À partir du 14 mars, le MRAC présente le projet « Le Musée des erreurs » de Pierre Leguillon. Ce n’est pas innocent de commencer ma programmation sur cette question-là, qui pointe du doigt ce que je viens de vous dire. L’exposition pose la question du lieu « musée » symbole de l’autorité qui décrète « ceci est une œuvre d’art ». Il essaie avec de l’humour et beaucoup d’humilité de dire que l’on ne doit pas se laisser imposer une histoire officielle, mais que l’on peut aussi imaginer des musées personnels. Pierre Leguillon ne va nous présenter que des œuvres entrées dans le champ de la diffusion de masse, qui est aussi un moyen de questionner la valeur marchande des œuvres d’art. Le public par exemple se demande et nous demande comment un Koons peut valoir 15 millions d’euros. Pierre Leguillon a voulu prendre cette question à l’envers avec le choix des reproductions. Pourquoi la reproduction d’une œuvre n’aurait pas autant d’intensité émotionnelle que l’œuvre elle-même, puisque c’est celle que vous allez mettre dans votre salon et qui va exister dans votre quotidien et votre mémoire ? L’exposition se présente comme une immersion dans internet. Vous allez avoir des centaines d’images et donc en pointer certaines, par curiosité. Cette exposition perturbe la médiation classique : elle sera plutôt de l’ordre de la performance et de l’histoire. Nous sommes en train de travailler à un projet d’extension. Le musée va gagner 500m2 en février 2016 et sur la façade extérieure j’ai invité Bruno Peinado (artiste montpelliérain) à imaginer une œuvre monumentale et pérenne.
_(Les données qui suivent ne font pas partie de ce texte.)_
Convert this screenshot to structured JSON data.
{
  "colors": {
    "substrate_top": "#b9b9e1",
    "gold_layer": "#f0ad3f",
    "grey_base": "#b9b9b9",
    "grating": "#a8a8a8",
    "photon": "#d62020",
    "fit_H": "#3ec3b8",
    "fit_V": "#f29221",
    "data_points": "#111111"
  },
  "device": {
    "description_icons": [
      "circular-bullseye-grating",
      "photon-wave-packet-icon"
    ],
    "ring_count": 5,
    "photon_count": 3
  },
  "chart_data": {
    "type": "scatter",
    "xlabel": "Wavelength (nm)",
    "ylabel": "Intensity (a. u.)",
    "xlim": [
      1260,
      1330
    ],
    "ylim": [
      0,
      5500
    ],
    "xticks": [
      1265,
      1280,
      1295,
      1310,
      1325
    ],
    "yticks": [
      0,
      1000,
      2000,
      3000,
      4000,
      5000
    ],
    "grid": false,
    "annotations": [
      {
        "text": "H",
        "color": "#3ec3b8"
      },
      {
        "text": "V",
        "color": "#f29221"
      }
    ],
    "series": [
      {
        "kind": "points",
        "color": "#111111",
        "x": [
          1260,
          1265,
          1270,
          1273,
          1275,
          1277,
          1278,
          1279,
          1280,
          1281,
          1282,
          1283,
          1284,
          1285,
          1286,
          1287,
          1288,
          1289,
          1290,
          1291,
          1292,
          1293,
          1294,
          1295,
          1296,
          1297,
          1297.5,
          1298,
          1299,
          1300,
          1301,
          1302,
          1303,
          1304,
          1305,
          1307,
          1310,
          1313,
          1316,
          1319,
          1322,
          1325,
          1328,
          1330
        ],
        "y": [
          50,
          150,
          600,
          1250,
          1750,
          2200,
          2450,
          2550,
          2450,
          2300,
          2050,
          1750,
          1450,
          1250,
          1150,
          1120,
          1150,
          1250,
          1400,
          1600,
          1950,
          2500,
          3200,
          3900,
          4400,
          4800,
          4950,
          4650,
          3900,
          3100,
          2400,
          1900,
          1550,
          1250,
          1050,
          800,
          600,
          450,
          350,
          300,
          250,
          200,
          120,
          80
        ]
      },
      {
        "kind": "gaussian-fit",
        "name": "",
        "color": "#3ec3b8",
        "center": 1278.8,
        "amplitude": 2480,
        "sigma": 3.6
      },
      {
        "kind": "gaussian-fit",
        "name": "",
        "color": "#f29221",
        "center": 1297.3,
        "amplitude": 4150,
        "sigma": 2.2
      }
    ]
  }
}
Après Daniel Buren, une autre génération d’artiste va imaginer une œuvre très forte qui marque le musée.

Musée Régional d’Art Contemporain Languedoc-Roussillon
146 Avenue de la plage
34410 Sérignan

Ouvert du mardi au vendredi 10h-18h & les week-ends 13h-18h.

> Toutes les informations sur http://mrac.languedocroussillon.fr/

Vernissage « Le Musée des erreurs » avec Pierre Leguillon et Sandra Patron le 14 mars 2015.

Autres expositions du 14 mars au 7 juin 2015:

Cabinet d’arts graphiques : « Les rituels du dessin I » carte blanche à la revue de dessin Roven.
Nouvelles acquisitions : « Portrait de l’artiste en jeune homme »
Eleonore Flase : « Il suffit de son bras soulevé pour arrêter de faire reculer le soleil »

Du 27 juin au 13 septembre 2015:

Francisco Tropa : un artiste portugais entre le sensible et l’intelligible
Mariana Castillo Deball : artiste mexicaine qui lie le concept à l’esthétique sensuelle et innovante
Hicham Berrada : artiste-scientifique qui mêle intuition et connaissance, science et poésie.
Cabinet d’arts graphiques : « Les rituels du dessin II » carte blanche à la revue de dessin Roven, deuxième volet.

À partir de novembre 2015

Exposition de Bruno Peinado.
Inauguration de son œuvre permanente sur la façade du MRAC en février 2016.